A cirurgia bariátrica (bypass gástrico em Y de Roux) em pacientes obesos com hipertensão arterial normaliza a pressão arterial (sem a necessidade de outro tipo de tratamento) em 35% dos pacientes. Outros 38% conseguem controlar a pressão arterial com pelo menos um medicamento a menos. No entanto, 30% tornam-se deficientes em vitamina B12, 17% necessitam de colecistectomia e 14% desenvolvem hiperparatireoidismo.
Parece uma maneira drástica de diminuir um fator de risco, especialmente devido aos efeitos colaterais.
Este é um ensaio clínico randomizado brasileiro, de centro único (hospital privado de grande porte em São Paulo), não cegado, e financiado pela indústria farmacêutica. Foram incluídas 100 pessoas, de 18 a 65 anos de idade (média de 40 anos, 76% mulheres, 35% negros ou pardos), com diagnóstico de obesidade (índice de massa corporal entre 30 e 39,9 kg / m2) e hipertensão arterial em uso de pelo menos 2 anti-hipertensivos. Foram excluídas pessoas com doenças cardiovasculares, hipertensão grave (PA>180/120mmHg), diabetes ou que fumavam. Os pacientes foram randomizados em bloco (razão de 1:1) para receber tratamento médico contínuo ou bypass gástrico em Y de Roux. O desfecho primário foi a manutenção de PA<140/90mmHg mesmo com redução do uso de ao menos 1 anti-hipertensivo naqueles que usavam 2 ou 3 medicações na linha de base ou ao menos 2 anti-hipertensivos naqueles que usavam 4 medicações. Foram inúmeros os desfechos secundários intermediários, alguns sem grande relevância clínica, e o estudo não teve poder estatístico suficiente para avaliá-los adequadamente. Frisa-se que o ensaio não incluiu desfechos duros de morbimortalidade. Mais de 80% dos pacientes completaram o tempo de seguimento do estudo em ambos os braços. Após 3 anos de seguimento, 88% dos pacientes do grupo cirurgia bariátrica e 72% do grupo em tratamento médico convencional mantiveram a PA inferior a 140/90 mm Hg, independentemente do número de medicamentos, mas sem significância estatística (risco relativo, 1,21 [IC 95%, 0,96 a 1,53]). Observação: o artigo não detalha a pressão arterial dos pacientes na linha de base do estudo, apenas indicando o número de anti-hipertensivos em uso. Por outro lado, 73% do grupo cirurgia e 11% do grupo convencional alcançaram o desfecho primário (risco relativo, 6,52 [IC, 2,50 a 17,03]; p <0,001), sendo que um total de 35% dos pacientes do grupo cirurgia e 2% do grupo convencional normalizaram a PA sem uso de anti-hipertensivo (risco relativo, 17,35 [CI, 2,34 a 128,62]). Os efeitos colaterais foram comuns: dos pacientes submetidos à cirurgia, 8 pacientes (17%) necessitaram de colecistectomia, 14% desenvolveram hiperparatireoidismo secundário e 30% tornaram-se deficientes em vitamina B12.
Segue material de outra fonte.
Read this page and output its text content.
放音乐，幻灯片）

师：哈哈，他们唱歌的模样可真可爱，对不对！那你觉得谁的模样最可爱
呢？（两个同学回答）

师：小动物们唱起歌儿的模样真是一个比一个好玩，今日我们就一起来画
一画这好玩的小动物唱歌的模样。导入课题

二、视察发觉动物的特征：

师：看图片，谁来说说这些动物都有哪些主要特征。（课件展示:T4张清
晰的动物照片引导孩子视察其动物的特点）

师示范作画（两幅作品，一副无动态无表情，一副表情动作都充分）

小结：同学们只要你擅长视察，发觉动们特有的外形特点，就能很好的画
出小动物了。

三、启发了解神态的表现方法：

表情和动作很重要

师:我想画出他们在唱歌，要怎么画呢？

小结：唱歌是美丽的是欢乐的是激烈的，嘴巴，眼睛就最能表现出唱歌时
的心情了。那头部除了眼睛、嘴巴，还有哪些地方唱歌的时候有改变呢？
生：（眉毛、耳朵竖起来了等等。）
Schiavon CA, Bhatt DL, Ikeoka D, et al. Three-year outcomes of bariatric surgery in patients with obesity and hypertension. A randomized clinical trial. Ann Intern Med 2020;173(9):685-693. Dispon´viel em: https://www.acpjournals.org/doi/10.7326/M19-3781?url_ver=Z39.88-2003&rfr_id=ori:rid:crossref.org&rfr_dat=cr_pub%20%200pubmed
Já sabemos que a cirurgia bariátrica é uma opção terapêutica segura, efetiva e com resultados de longo prazo para pacientes com obesidade refratária aos métodos convencionais de tratamento (mudança de estilo de vida e medicamentoso). Este ensaio clínico brasileiro traz informações importantes sobre o impacto da cirurgia bariátrica no controle da pressão arterial, sendo o primeiro estudo desenhado especificamente com esse fim. Corrobora estudos anteriores feitos com pacientes diabéticos no que diz respeito ao impacto positivo da cirurgia na redução do número de medicamentos utilizados para controlar a pressão arterial, mas com resultados mais modestos ou mesmo não significativos no controle geral da hipertensão. Infelizmente, ao focar em pacientes obesos hipertensos sem outras comorbidades importantes, o estudo acaba trazendo informações para uma população de perfil menos comum no cenário clínico, embora teste uma importante hipótese. Por isso, tendo em vista ainda o potencial não desprezível de eventos adversos, aparentemente não é o caso de indicarmos cirurgia bariátrica a nossos pacientes apenas com a justificativa de controlar a pressão arterial ou mesmo manejar polifarmácia.